San Francisco Giants’ pitcher Masanori Murakami was the first Japanese national to appear in a Major League Baseball game. On September 1, 1964, Murakami entered the ninth inning against the New York Mets, faced four batters, struck out two, and allowed no runs. Three decades would pass before the next Japanese player donned an MLB uniform; Hideo Nomo, also a pitcher, debuted in 1995 for the Los Angeles Dodgers. In all, 74 Japanese have played in the MLB, and none more spectacularly than the Dodgers’ 2025 World Series superstars, MVP Yoshinobu Yamamoto, Shohei Ohtani, and Roki Sasaki. The trio’s incomes are as astonishing as their on-field performances. Yamamoto, Ohtani, and Sasaki contracts call for, respectively, $325 million over 12 years, $700 million over 10 years, and 2.35 million, one-year because of his amateur status.
More Japanese players are on the way to MLB in 2026 and beyond; Nippon Professional Baseball (NPB) sluggers Munetaka Murakami and Kazuma Okamoto are set to be posted this offseason. NPB players who do not have nine years of professional experience to gain international free agency can request that team owners post them for MLB open bidding. Posting enriches the Japanese team owners who get a cut of the players MLB signing bonus, makes the Japanese players multimillionaires, and fattens billionaire owners’ bank accounts through television rights and merchandise sales. Ticket sales have partially offset the Dodgers’ other-worldly investments. The ticket price for the Dodgers’ 2024 home opener versus the St. Louis Cardinals with both Ohtani and Yamamoto on the roster averaged a fan-unfriendly $987.
Since the early 2000s, the Dodger have been heavily invested in Asian prospects. The Dodgers put together a scouting team that featured Scott Akasaki covering Japan along with Curtis Jung, who handled Korea, and Vincent Lau, who was responsible for Taiwan and China. Akasaki explained how the Dodgers are a magnet for Japanese, "You hear Yamamoto, Ohtani, and Sasaki talk about one of the reasons they chose the Dodgers is because of its history. " He pointed to Los Angeles’ relative proximity to Japan and the city’s strong relationship with the local Japanese community. Moreover, Akasaki added, “We have a really unique infrastructure. We have Japanese-speaking trainers. We have Japanese-speaking staff in the front office. I am bilingual. Will Ireton was Kenta Maeda's interpreter---Maeda was [with the Dodgers] a long time ago, but he's still on the support staff. You drop a Japanese player in our Dodgers clubhouse and that will be seamless." Ireton replaced Ohtani’s original interpreter when Ippei Mizuhara was sentenced to 57 months in federal prison for bank fraud and tax evasion after stealing nearly $17 million from the slugger to pay off gambling debts.
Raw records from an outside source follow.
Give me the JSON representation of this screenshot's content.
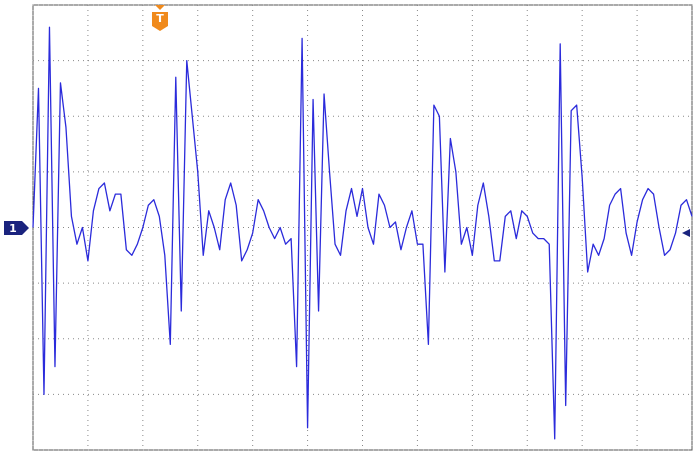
{
  "chart_data": {
    "type": "line",
    "trigger_label": "T",
    "channel_label": "1",
    "xlim": [
      0,
      12
    ],
    "ylim": [
      -4,
      4
    ],
    "xticks": [
      0,
      1,
      2,
      3,
      4,
      5,
      6,
      7,
      8,
      9,
      10,
      11,
      12
    ],
    "yticks": [
      -4,
      -3,
      -2,
      -1,
      0,
      1,
      2,
      3,
      4
    ],
    "grid": true,
    "x": [
      0,
      0.1,
      0.2,
      0.3,
      0.4,
      0.5,
      0.6,
      0.7,
      0.8,
      0.9,
      1,
      1.1,
      1.2,
      1.3,
      1.4,
      1.5,
      1.6,
      1.7,
      1.8,
      1.9,
      2,
      2.1,
      2.2,
      2.3,
      2.4,
      2.5,
      2.6,
      2.7,
      2.8,
      2.9,
      3,
      3.1,
      3.2,
      3.3,
      3.4,
      3.5,
      3.6,
      3.7,
      3.8,
      3.9,
      4,
      4.1,
      4.2,
      4.3,
      4.4,
      4.5,
      4.6,
      4.7,
      4.8,
      4.9,
      5,
      5.1,
      5.2,
      5.3,
      5.4,
      5.5,
      5.6,
      5.7,
      5.8,
      5.9,
      6,
      6.1,
      6.2,
      6.3,
      6.4,
      6.5,
      6.6,
      6.7,
      6.8,
      6.9,
      7,
      7.1,
      7.2,
      7.3,
      7.4,
      7.5,
      7.6,
      7.7,
      7.8,
      7.9,
      8,
      8.1,
      8.2,
      8.3,
      8.4,
      8.5,
      8.6,
      8.7,
      8.8,
      8.9,
      9,
      9.1,
      9.2,
      9.3,
      9.4,
      9.5,
      9.6,
      9.7,
      9.8,
      9.9,
      10,
      10.1,
      10.2,
      10.3,
      10.4,
      10.5,
      10.6,
      10.7,
      10.8,
      10.9,
      11,
      11.1,
      11.2,
      11.3,
      11.4,
      11.5,
      11.6,
      11.7,
      11.8,
      11.9,
      12
    ],
    "series": [
      {
        "color": "#2b2bdb",
        "values": [
          0.0,
          2.5,
          -3.0,
          3.6,
          -2.5,
          2.6,
          1.8,
          0.2,
          -0.3,
          0.0,
          -0.6,
          0.3,
          0.7,
          0.8,
          0.3,
          0.6,
          0.6,
          -0.4,
          -0.5,
          -0.3,
          0.0,
          0.4,
          0.5,
          0.2,
          -0.5,
          -2.1,
          2.7,
          -1.5,
          3.0,
          2.0,
          1.0,
          -0.5,
          0.3,
          0.0,
          -0.4,
          0.5,
          0.8,
          0.4,
          -0.6,
          -0.4,
          -0.1,
          0.5,
          0.3,
          0.0,
          -0.2,
          0.0,
          -0.3,
          -0.2,
          -2.5,
          3.4,
          -3.6,
          2.3,
          -1.5,
          2.4,
          1.0,
          -0.3,
          -0.5,
          0.3,
          0.7,
          0.2,
          0.7,
          0.0,
          -0.3,
          0.6,
          0.4,
          0.0,
          0.1,
          -0.4,
          0.0,
          0.3,
          -0.3,
          -0.3,
          -2.1,
          2.2,
          2.0,
          -0.8,
          1.6,
          1.0,
          -0.3,
          0.0,
          -0.5,
          0.4,
          0.8,
          0.2,
          -0.6,
          -0.6,
          0.2,
          0.3,
          -0.2,
          0.3,
          0.2,
          -0.1,
          -0.2,
          -0.2,
          -0.3,
          -3.8,
          3.3,
          -3.2,
          2.1,
          2.2,
          0.9,
          -0.8,
          -0.3,
          -0.5,
          -0.2,
          0.4,
          0.6,
          0.7,
          -0.1,
          -0.5,
          0.1,
          0.5,
          0.7,
          0.6,
          0.0,
          -0.5,
          -0.4,
          -0.1,
          0.4,
          0.5,
          0.2
        ]
      }
    ]
  }
}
Easing the path for Japanese, the Dominican Republic, Venezuela, and other foreign nationals to America’s baseball diamonds is a liberal visa policy that welcomes all with lax time limits on the visas’ periods of stay. The national pastime looks increasingly un-American with each passing season. On the 2025 opening day rosters, 30% conservatively are foreign-born. In the minors, half of the 7,000 players have international roots, thanks to the COMPETE Act of 2006 [Creating Opportunities for Minor League Professionals, Entertainers, and Teams through Legal Entry Act of 2006] that President George W. Bush championed. Bush was the Texas Rangers managing general manager, a role he shed after elected governor while retaining his 2% ownership. Nevertheless, during his presidency, Bush was sympathetic to MLB’s general managers who complained to him that the State Department’s visa regulations hampered their ability to import quality players.
Before 1990, baseball players could enter the U.S. on H-1B visas as temporary worker. However, the Immigration Act of 1990 which President George H.W. Bush signed, eliminated athletes as well as foreign artists, entertainers from the H-1B category and created the O and P visas specifically for these groups. The O visa is for aliens with extraordinary ability to work temporarily in the U.S.; athletes fall under the O-1A subcategory. The O visa is valid for one to three years.
To qualify for the P visa, a major league contract is often sufficient. The P-1A Major League Sports classification also applies to those playing minor league ball; there is no cap and the visa is valid for up to five years. However, requirements to the P-1A include active participation during a prior season on a U.S. team, international competition on a national team, or a significant award. For those few new minor league recruits that do not qualify for the P visa, the H-2B visa for non-ag temporary workers remains an option.
Every employment-based visa represents a job that a foreign national will take from an American. And playing baseball is a contracted job, has several management layers, and professional responsibilities. MLB rosters should be limited to three international players, not hard to do but impossible to envision as part of globalist commissioner Rob Manfred’s agenda. Also noteworthy: NPB is thriving, with record attendance. To keep the league vibrant, the U.S. should not import Japan’s most skilled players.